To find the volume of the new rectangular prism with a scale factor of 12, we first need to calculate the volume of the original rectangular prism.
The volume \( V \) of a rectangular prism is given by the formula:
\[ V = \text{length} \times \text{width} \times \text{height} \]
For the original prism:
- Length = 5 m
- Width = 6 m
- Height = 4 m
Calculating the volume:
\[ V = 5 , \text{m} \times 6 , \text{m} \times 4 , \text{m} = 120 , \text{m}^3 \]
Now, since the scale factor is 12, the volume of the new prism will be scaled by the cube of the scale factor (because volume scales with the cube of linear dimensions).
Calculating the volume of the new prism:
\[ V_{\text{new}} = V_{\text{original}} \times (\text{scale factor})^3 \]
Substituting the values:
\[ V_{\text{new}} = 120 , \text{m}^3 \times (12)^3 \]
Calculating \( (12)^3 \):
\[ (12)^3 = 1728 \]
Now we can calculate the new volume:
\[ V_{\text{new}} = 120 , \text{m}^3 \times 1728 = 207360 , \text{m}^3 \]
Thus, the volume of the new rectangular prism is \( 207360 , \text{m}^3 \).
It seems that the options you provided (30 cm³, 60 cm³, 120 cm³, and 15 cm³) are much smaller than the actual volume.

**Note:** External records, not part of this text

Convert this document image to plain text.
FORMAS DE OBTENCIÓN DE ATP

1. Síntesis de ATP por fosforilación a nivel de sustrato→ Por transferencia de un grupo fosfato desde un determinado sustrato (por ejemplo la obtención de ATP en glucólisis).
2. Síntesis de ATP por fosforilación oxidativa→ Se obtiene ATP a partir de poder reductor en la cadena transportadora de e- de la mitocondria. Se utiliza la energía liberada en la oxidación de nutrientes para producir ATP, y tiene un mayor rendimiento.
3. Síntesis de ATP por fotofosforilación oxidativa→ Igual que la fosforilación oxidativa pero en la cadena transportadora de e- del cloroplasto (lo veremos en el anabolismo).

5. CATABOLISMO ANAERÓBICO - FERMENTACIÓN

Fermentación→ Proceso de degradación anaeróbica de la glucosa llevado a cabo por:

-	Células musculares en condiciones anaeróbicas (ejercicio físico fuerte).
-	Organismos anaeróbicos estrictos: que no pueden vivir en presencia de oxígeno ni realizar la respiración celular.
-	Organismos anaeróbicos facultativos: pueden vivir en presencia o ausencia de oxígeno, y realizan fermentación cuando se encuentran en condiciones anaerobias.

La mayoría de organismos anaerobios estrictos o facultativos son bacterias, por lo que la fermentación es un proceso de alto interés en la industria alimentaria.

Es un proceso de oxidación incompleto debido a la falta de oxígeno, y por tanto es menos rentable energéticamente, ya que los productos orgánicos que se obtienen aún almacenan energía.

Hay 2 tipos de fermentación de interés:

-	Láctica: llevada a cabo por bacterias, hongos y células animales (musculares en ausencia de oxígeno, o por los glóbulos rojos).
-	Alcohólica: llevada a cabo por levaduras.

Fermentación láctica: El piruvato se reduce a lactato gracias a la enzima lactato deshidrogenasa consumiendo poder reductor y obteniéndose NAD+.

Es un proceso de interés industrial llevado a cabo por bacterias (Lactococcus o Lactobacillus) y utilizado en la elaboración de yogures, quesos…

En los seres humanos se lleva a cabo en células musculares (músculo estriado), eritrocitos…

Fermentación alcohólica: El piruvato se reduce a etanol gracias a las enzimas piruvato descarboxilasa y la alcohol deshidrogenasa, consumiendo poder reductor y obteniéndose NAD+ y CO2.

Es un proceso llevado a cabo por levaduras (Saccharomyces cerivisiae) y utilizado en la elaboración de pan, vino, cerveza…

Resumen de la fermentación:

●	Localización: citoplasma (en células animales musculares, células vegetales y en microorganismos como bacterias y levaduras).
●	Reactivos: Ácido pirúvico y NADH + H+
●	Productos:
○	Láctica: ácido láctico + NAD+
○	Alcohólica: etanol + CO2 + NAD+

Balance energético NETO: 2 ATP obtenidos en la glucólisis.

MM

If you need the volume in cubic centimeters instead of cubic meters (1 m³ = 1,000,000 cm³), you can convert:
\[ 207360 , \text{m}^3 = 207360 \times 10^6 , \text{cm}^3 = 207360000000 , \text{cm}^3 \]
This indicates the responses provided do not match the actual calculations based on the volume and scale factor. Please check the scale factor or dimensions for consistency.